Wow. The suspicious apple didn’t fall far from the tree. She thought I was a liar. Her dad thought I was a liar. Maybe if I started waddling and quacking they’d roast me for Easter.
“It’s true,” I said. “I thought I was finally doing it, being a good soldier. The platoon forced my hand. I had to run.”
“And why would you do something like that?”
“Because other than you, the last people I talked to about the smoke eaters were a bunch of kids and somehow that led to me being threatened with fire and accused of being a smokie.”
Bethany stood and moved toward me. I flinched a little, moving farther back onto the mattress. I didn’t have much of anywhere to go.
“Are you?” she asked.
“Am I…” I smiled, showing lots of teeth. My eyes tensed. I’m sure it looked crazy. It felt crazy. My rational brain seemed to be far away in a Peoria that didn’t exist anymore. I laughed. “Am I a smoke eater? If I was a smoke eater… oh why am I even talking to you about this? You’re just going to kick me out once your dad gets back.”
She leaned in close, squinting her eyes a little. She was inspecting me. Her gaze drifted down to my feet then all the way to the top of my head and then back to my eyes. “Yeah, there’s no way you’re a smoke eater.”
Who the hell did she think she was? “And how would you know?”
She opened her mouth to answer.
The door burst open and a metallic creature bounded in. It stopped in the middle of the room. With its digital eyes, it took several glances between Bethany and me. Its rubber tongue hung from the side of its rectangular mouth. Spots had been painted all over the robot’s body. It was a droid dog.
“Dodaeche nuguya?” the dog said, then jumped onto the mattress and began licking me. It felt and smelled like a soft tire being shoved in my face.
I yelled and flailed my arms, falling flat on my back, thinking they’d sicced the thing on me. Bethany started laughing. After I realized the droid wasn’t trying to kill me, I started laughing, too. I’d never seen a real dog – they’d been gone since E-Day – and my family couldn’t afford the mechanical substitute.

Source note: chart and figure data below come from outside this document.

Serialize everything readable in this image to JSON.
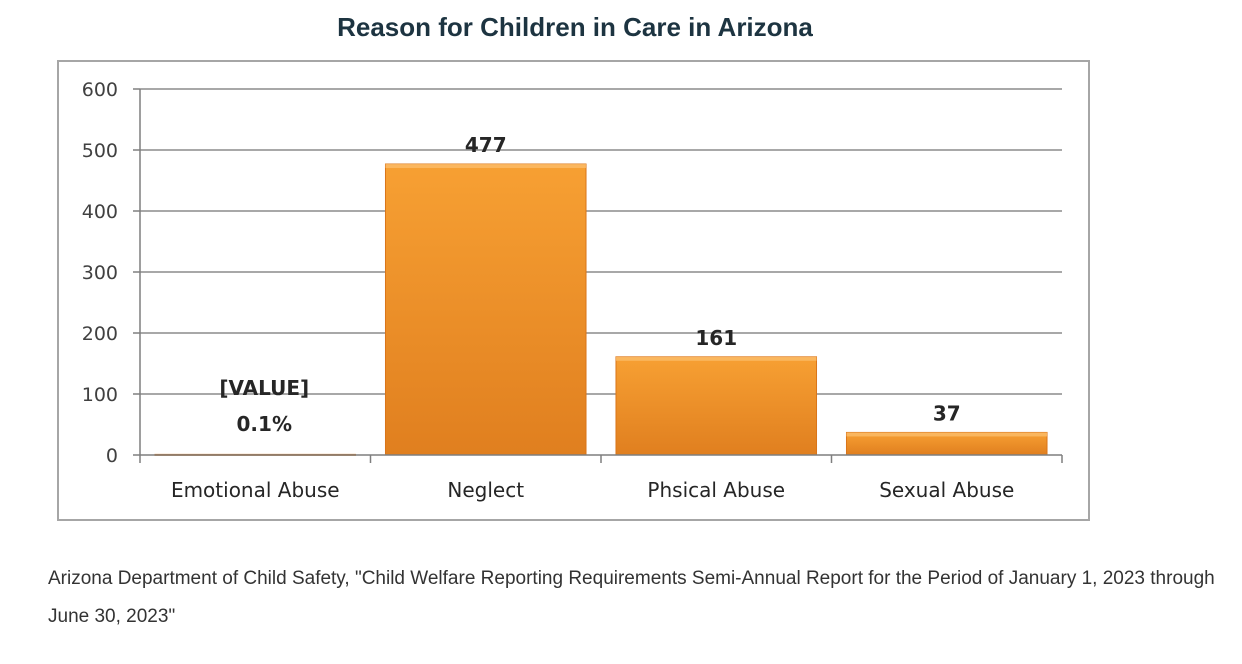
{
  "title": "Reason for Children in Care in Arizona",
  "source": "Arizona Department of Child Safety, \"Child Welfare Reporting Requirements Semi-Annual Report for the Period of January 1, 2023 through June 30, 2023\"",
  "colors": {
    "bar_top": "#f7a033",
    "bar_bottom": "#e07f1f",
    "gridline": "#8c8c8c"
  },
  "chart_data": {
    "type": "bar",
    "title": "",
    "xlabel": "",
    "ylabel": "",
    "categories": [
      "Emotional Abuse",
      "Neglect",
      "Phsical Abuse",
      "Sexual Abuse"
    ],
    "values": [
      1,
      477,
      161,
      37
    ],
    "data_labels": [
      [
        "[VALUE]",
        "0.1%"
      ],
      [
        "477"
      ],
      [
        "161"
      ],
      [
        "37"
      ]
    ],
    "ylim": [
      0,
      600
    ],
    "yticks": [
      0,
      100,
      200,
      300,
      400,
      500,
      600
    ],
    "grid": true,
    "legend": "none"
  }
}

The robo-dog barked. It sounded like a static-laden recording of a real canine.
I heard the door slam shut. Seabee stood there with a pair of old boots and a small stack of clothes in his arms. He didn’t look charitable. He looked pissed. “Kenji, get off of him.”
The dog turned toward the old man, then jumped off the mattress and laid down at Bethany’s feet.
Seabee tossed the clothes onto the mattress. “Hurry up and get dressed.”
“What’s wrong?” Bethany asked.
“We have a problem.” He glared at me as if I already knew.
“What?” I said.
The old man dug into his coat pocket and pulled out a small, silver device, about the size of a hover car’s key fob. Seabee held it between his fingers. A tiny red light blinked in its center.
Bethany beat me to asking the obvious question. “What is that?”
“Merv and the others started taking the tank apart. Found this bolted next to the core distributor. Wanna tell us what it is, Gilly?”
He stared at me as if I’d killed someone. I looked from Bethany to her dad, confused. “How the hell should I know? I barely even know how to drive the tank.”
“It’s a tracker,” Seabee said. “Had it encased in the underside of the tank. EMP can’t do shit to it, but even if it could the Army already knows you’re here.”